When there's a lot of hate thrown at your book, or at least extreme dislike (my grandmother taught me not to use that word hate but I was allowed to say I disliked something extremely), it's hard to appreciate the good words on Goodreads.

But when your book isn't out yet and you're wondering what people will think about it, believe me, teachers and librarians like the ones who've posted reviews there now really make my day.

You can click RIGHT HERE to read a few. 
While you're there, there's a giveaway running for at least a few more days!

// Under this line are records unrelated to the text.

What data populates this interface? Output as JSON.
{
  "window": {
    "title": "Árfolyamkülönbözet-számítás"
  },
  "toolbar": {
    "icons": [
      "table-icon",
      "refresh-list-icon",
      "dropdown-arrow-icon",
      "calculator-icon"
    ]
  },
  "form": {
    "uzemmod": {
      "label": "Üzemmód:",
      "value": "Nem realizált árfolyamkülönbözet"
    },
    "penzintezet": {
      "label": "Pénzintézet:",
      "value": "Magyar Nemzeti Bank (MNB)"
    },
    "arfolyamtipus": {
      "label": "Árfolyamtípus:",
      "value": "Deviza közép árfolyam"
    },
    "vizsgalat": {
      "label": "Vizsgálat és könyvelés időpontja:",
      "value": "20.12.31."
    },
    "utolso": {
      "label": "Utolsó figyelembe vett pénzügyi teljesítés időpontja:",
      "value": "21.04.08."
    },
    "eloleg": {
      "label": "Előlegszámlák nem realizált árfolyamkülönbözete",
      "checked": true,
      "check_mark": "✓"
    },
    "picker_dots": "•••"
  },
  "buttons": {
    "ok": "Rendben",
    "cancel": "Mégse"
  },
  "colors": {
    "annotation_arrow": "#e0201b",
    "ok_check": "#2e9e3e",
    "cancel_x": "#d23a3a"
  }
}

I'll share some of the nicest things they've said. I'm blushing with delight.

From Holly:
I love summer stories, stories of days gone by, and stories of childhood filled with ordinary problems against a back drop of history - Scattergood is an expert at all these elements, and this book has them all. 

And Emily:
I absolutely loved this book! The heart of the story is friends come in many shapes, sizes, and colors. Give people who are different than you a chance, and you might have more in common than you think!  

And Scott:
Azalea learns about being careful about jumping to conclusions. She also learns that everyone in a family is different and every family is different. 

Okay, I'll stop before my head gets too big. 

Yes, every book isn't for every reader and I know there will be some who don't love MAKING FRIENDS WITH BILLY WONG. That's okay. I get that. 
But I can't thank those of you enough who moseyed over to Goodreads or wrote on your blogs or will write on Amazon. It means a lot.